After much persuasion, General Khan agreed but on one condition. Pakistan had to host the World Cup final. Perera had another tough task ahead of him; it was convincing the Indian delegation, headed by no less a person than business tycoon Jagmohan Dalmiya, who would go on to become the first ICC Chairman from Asia, to look at the larger picture and give away the final to Pakistan. This was a Herculean task, as was said earlier, given the traditional rivalries between India and Pakistan.
But, Dalmiya, a smart statesman consented. India would host the two semi-finals and Pakistan the grand finale. Perera had pulled out a rabbit out of a hat and that would stand the sub-continent in good stead! Once India and Pakistan come together the battle was half won. Sri Lanka would get to host several World Cup games if the deal came through. They could not ask for more!
England weren’t willing to give up though, as is the way with the English. The country that had founded the great game wanted to host the World Cup for a fourth time in 1996. The English cannot be blamed for having evinced a proprietary interest in the game. After several rounds of voting, the deadlock remained. Perera then came up with a compromise formula. He suggested to the ICC board that instead of going for a vote, it should opt for a conciliatory solution. The sub-continent would host the 1996 edition of the World Cup and England would host the next event, in 1999, followed by South Africa in 2003, without a vote being taken.

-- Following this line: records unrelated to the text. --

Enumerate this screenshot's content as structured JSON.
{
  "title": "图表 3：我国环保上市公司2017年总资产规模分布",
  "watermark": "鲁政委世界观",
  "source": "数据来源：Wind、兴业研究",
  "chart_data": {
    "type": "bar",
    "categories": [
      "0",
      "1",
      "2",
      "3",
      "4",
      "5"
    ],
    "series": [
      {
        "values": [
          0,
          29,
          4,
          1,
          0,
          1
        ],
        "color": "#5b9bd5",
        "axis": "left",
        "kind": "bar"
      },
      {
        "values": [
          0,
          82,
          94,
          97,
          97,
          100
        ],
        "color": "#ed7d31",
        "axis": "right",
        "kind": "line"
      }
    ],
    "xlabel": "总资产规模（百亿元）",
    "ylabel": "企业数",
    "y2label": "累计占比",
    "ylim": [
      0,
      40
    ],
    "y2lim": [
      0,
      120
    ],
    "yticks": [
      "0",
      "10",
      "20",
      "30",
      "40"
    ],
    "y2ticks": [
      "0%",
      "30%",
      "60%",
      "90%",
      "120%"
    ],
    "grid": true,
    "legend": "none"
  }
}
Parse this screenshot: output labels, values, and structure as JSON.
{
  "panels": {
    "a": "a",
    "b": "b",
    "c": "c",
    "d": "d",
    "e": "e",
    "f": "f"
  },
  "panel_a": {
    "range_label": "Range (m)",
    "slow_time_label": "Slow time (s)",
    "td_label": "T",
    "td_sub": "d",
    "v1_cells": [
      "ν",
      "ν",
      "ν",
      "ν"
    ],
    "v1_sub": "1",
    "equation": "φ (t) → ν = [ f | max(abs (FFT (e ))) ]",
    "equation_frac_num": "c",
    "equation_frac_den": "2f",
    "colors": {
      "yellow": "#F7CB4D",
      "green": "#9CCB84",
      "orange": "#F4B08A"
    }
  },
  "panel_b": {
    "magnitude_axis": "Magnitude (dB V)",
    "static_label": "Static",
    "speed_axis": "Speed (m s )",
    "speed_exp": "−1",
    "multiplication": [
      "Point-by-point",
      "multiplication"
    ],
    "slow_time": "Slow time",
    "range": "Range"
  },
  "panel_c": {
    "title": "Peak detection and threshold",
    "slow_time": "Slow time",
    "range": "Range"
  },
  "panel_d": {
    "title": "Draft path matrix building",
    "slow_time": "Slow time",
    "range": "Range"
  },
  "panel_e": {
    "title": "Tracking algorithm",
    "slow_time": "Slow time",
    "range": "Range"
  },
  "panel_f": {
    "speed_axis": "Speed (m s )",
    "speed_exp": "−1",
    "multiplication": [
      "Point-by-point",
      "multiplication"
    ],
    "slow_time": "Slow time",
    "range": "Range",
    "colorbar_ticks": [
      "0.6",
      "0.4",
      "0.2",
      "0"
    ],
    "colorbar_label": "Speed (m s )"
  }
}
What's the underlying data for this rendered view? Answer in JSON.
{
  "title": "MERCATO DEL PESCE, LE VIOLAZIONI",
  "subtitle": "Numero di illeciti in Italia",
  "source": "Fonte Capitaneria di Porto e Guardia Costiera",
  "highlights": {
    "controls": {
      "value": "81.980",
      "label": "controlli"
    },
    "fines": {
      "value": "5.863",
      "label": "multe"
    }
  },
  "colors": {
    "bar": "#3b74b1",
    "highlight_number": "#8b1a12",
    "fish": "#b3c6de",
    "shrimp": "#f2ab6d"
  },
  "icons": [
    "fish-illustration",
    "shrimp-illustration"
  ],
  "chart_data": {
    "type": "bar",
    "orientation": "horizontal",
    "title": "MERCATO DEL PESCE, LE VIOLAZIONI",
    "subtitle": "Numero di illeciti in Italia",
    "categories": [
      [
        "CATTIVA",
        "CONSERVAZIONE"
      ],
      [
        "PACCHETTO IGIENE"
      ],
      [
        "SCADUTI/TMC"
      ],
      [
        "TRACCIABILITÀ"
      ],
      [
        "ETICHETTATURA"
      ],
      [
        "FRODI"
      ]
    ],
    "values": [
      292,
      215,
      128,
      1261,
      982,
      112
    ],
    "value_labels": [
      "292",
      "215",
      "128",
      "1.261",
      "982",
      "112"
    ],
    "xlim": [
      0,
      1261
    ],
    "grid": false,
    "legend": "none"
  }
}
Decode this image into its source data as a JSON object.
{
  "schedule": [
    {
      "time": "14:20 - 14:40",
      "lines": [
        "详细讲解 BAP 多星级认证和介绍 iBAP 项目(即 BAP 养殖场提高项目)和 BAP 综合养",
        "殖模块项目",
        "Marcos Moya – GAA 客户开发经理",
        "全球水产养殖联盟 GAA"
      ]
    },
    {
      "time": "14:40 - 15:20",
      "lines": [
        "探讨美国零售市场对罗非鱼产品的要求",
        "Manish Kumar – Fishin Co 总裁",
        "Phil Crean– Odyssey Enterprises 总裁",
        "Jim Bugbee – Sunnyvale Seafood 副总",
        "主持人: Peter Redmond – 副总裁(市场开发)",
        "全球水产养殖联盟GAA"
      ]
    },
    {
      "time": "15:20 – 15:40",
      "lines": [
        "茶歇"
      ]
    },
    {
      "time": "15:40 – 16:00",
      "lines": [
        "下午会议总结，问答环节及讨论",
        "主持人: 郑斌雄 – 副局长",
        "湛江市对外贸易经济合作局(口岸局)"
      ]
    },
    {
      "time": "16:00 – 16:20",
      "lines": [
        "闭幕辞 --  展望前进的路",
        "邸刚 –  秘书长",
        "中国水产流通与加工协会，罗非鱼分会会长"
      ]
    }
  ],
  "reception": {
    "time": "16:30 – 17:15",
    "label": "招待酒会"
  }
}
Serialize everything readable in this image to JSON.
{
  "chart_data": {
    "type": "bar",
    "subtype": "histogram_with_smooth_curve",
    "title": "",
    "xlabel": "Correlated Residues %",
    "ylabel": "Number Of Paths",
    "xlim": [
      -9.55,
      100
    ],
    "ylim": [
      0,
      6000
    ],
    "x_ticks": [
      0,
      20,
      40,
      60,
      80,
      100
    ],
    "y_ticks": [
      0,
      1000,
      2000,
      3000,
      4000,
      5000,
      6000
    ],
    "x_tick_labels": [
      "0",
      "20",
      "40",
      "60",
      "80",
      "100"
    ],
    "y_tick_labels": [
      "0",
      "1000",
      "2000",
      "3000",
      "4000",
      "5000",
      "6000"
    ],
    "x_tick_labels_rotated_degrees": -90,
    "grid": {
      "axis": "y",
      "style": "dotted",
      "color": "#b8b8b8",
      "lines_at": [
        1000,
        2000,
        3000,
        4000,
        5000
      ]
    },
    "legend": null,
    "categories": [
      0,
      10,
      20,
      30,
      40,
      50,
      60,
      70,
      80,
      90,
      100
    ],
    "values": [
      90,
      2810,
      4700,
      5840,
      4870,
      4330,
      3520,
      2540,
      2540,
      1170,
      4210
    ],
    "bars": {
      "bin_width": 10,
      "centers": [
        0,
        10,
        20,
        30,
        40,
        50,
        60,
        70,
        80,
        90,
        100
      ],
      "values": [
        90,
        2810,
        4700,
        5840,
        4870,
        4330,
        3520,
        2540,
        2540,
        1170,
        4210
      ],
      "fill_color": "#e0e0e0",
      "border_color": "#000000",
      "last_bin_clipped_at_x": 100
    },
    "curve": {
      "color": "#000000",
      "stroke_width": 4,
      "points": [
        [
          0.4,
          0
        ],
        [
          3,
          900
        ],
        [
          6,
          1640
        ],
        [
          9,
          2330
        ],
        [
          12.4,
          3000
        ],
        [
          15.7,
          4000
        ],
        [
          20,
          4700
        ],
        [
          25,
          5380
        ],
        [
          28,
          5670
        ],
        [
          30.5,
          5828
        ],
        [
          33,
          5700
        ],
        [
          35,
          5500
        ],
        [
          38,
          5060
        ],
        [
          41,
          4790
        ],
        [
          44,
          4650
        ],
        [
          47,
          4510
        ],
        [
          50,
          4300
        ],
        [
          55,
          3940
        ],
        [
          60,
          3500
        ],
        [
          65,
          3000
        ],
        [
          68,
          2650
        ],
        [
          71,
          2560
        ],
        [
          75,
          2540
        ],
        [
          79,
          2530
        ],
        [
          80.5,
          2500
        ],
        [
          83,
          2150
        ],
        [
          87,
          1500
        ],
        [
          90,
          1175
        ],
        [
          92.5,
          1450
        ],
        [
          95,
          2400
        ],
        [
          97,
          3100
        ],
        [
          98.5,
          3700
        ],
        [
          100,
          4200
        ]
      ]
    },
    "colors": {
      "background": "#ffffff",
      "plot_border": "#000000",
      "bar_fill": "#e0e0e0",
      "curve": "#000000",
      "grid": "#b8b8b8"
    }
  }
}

It was a win-win situation for all and sundry as getting a seven out of the ten votes in case of an election would prove to be a tedious task. The little man from Panadura had prevailed, at the Cathedral of Cricket, as Lord’s agreed to the formula! It was no mean achievement for Sri Lanka.
President Premadasa was over the moon when he was informed that Perera had succeeded at Lord’s and that the World Cup was indeed coming home. He later told Tyronne Fernando, ‘Ara Neil Perera nam yakek’—roughly put into English it means ‘Neil Perera is a devil’, which is Sri Lankan slang for a person capable of achieving what is considered impossible.) Premadasa knew how to make the maximum possible mileage out of such an event. But, he did not live to see the tournament get underway and Sri Lanka emerge victorious.
Dalmiya went on to become the President of the committee established to run the 1996 World Cup known as PILCOM – Pakistan, India and Lanka Committee. Perera still has in his possession the letter Dalmiya sent him, thanking him for his effort.
“I would like to thank you for all the hard work that you did in the last few months to make the joint bid of Pakistan, India and Sri Lanka successful,” Dalmiya wrote. “At the meeting, we observed how you intervened on time and placed your opinion forcefully, even in the face of strong opposition from the other side. And the success of the joint bid owes a lot to your hard work and efficiency.”
Perera is 89 years now and still watches a lot of cricket and is actively engaged in social work which he has devoted his entire life to. He served Sri Lanka Cricket for over 25 years, as the Secretary. An Engineer by profession, he was employed at Ceylon Electricity Board. At a time when the Board of Control for Cricket was penniless, he spent his own money to keep the sport moving forward.
A thorough gentleman, Neil Perera is respected by one and all for his cricketing acumen and more importantly his honesty. Such men are the need of the hour to hoist SLC from the mire it finds itself in now.